Silvia Dall’Angelo, Senior Economist:
“The Bank of England has adopted a wait-and-see mode in the face of recent negative data on growth and inflation.
“At its previous monetary policy meetings in February and March, the Bank sounded quite hawkish, hinting at a follow through to the November hike to take place as early as in May. However, recent disappointing economic data progressively reduced the chances of a move today, and GDP statistics last week (showing that economic activity almost stalled in Q1) were probably the nail in the coffin of an imminent rate hike.

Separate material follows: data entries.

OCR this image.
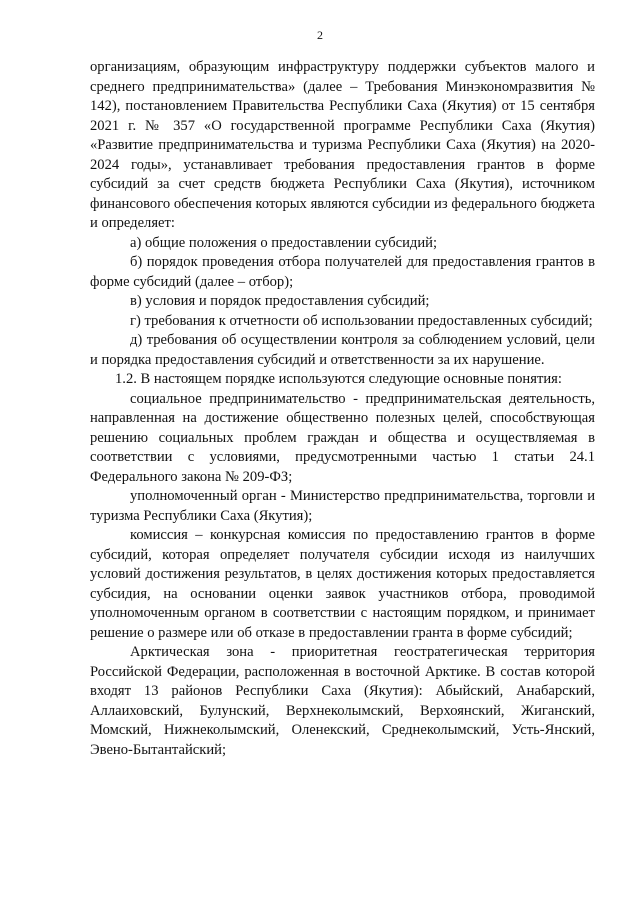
2

организациям, образующим инфраструктуру поддержки субъектов малого и среднего предпринимательства» (далее – Требования Минэкономразвития № 142), постановлением Правительства Республики Саха (Якутия) от 15 сентября 2021 г. № 357 «О государственной программе Республики Саха (Якутия) «Развитие предпринимательства и туризма Республики Саха (Якутия) на 2020-2024 годы», устанавливает требования предоставления грантов в форме субсидий за счет средств бюджета Республики Саха (Якутия), источником финансового обеспечения которых являются субсидии из федерального бюджета и определяет:

а) общие положения о предоставлении субсидий;

б) порядок проведения отбора получателей для предоставления грантов в форме субсидий (далее – отбор);

в) условия и порядок предоставления субсидий;

г) требования к отчетности об использовании предоставленных субсидий;

д) требования об осуществлении контроля за соблюдением условий, цели и порядка предоставления субсидий и ответственности за их нарушение.

1.2. В настоящем порядке используются следующие основные понятия:

социальное предпринимательство - предпринимательская деятельность, направленная на достижение общественно полезных целей, способствующая решению социальных проблем граждан и общества и осуществляемая в соответствии с условиями, предусмотренными частью 1 статьи 24.1 Федерального закона № 209-ФЗ;

уполномоченный орган - Министерство предпринимательства, торговли и туризма Республики Саха (Якутия);

комиссия – конкурсная комиссия по предоставлению грантов в форме субсидий, которая определяет получателя субсидии исходя из наилучших условий достижения результатов, в целях достижения которых предоставляется субсидия, на основании оценки заявок участников отбора, проводимой уполномоченным органом в соответствии с настоящим порядком, и принимает решение о размере или об отказе в предоставлении гранта в форме субсидий;

Арктическая зона - приоритетная геостратегическая территория Российской Федерации, расположенная в восточной Арктике. В состав которой входят 13 районов Республики Саха (Якутия): Абыйский, Анабарский, Аллаиховский, Булунский, Верхнеколымский, Верхоянский, Жиганский, Момский, Нижнеколымский, Оленекский, Среднеколымский, Усть-Янский, Эвено-Бытантайский;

“The opportunity window for further rate hikes may have closed for the Bank of England, as it is now dealing with at least three challenges. Domestically, April surveys on economic activity (the services PMI, notably) pointed to a sluggish rebound from the weather-related weakness in March, suggesting that a more fundamental slowdown might be in place, particularly affecting the consumer. External developments might also play havoc with the outlook as protectionist risks are still brewing in the background. Most importantly, Brexit is still the main source of uncertainty for the economic outlook and related risks have not receded. The Irish border issue has not been solved yet, jeopardising the chances of reaching a withdrawal agreement in October. Moreover, as the discussion on the opportunity of a customs union with the EU is dividing the UK Cabinet, there is still no clarity on the terms of the arrangement that will eventually regulate the relationship with the EU.”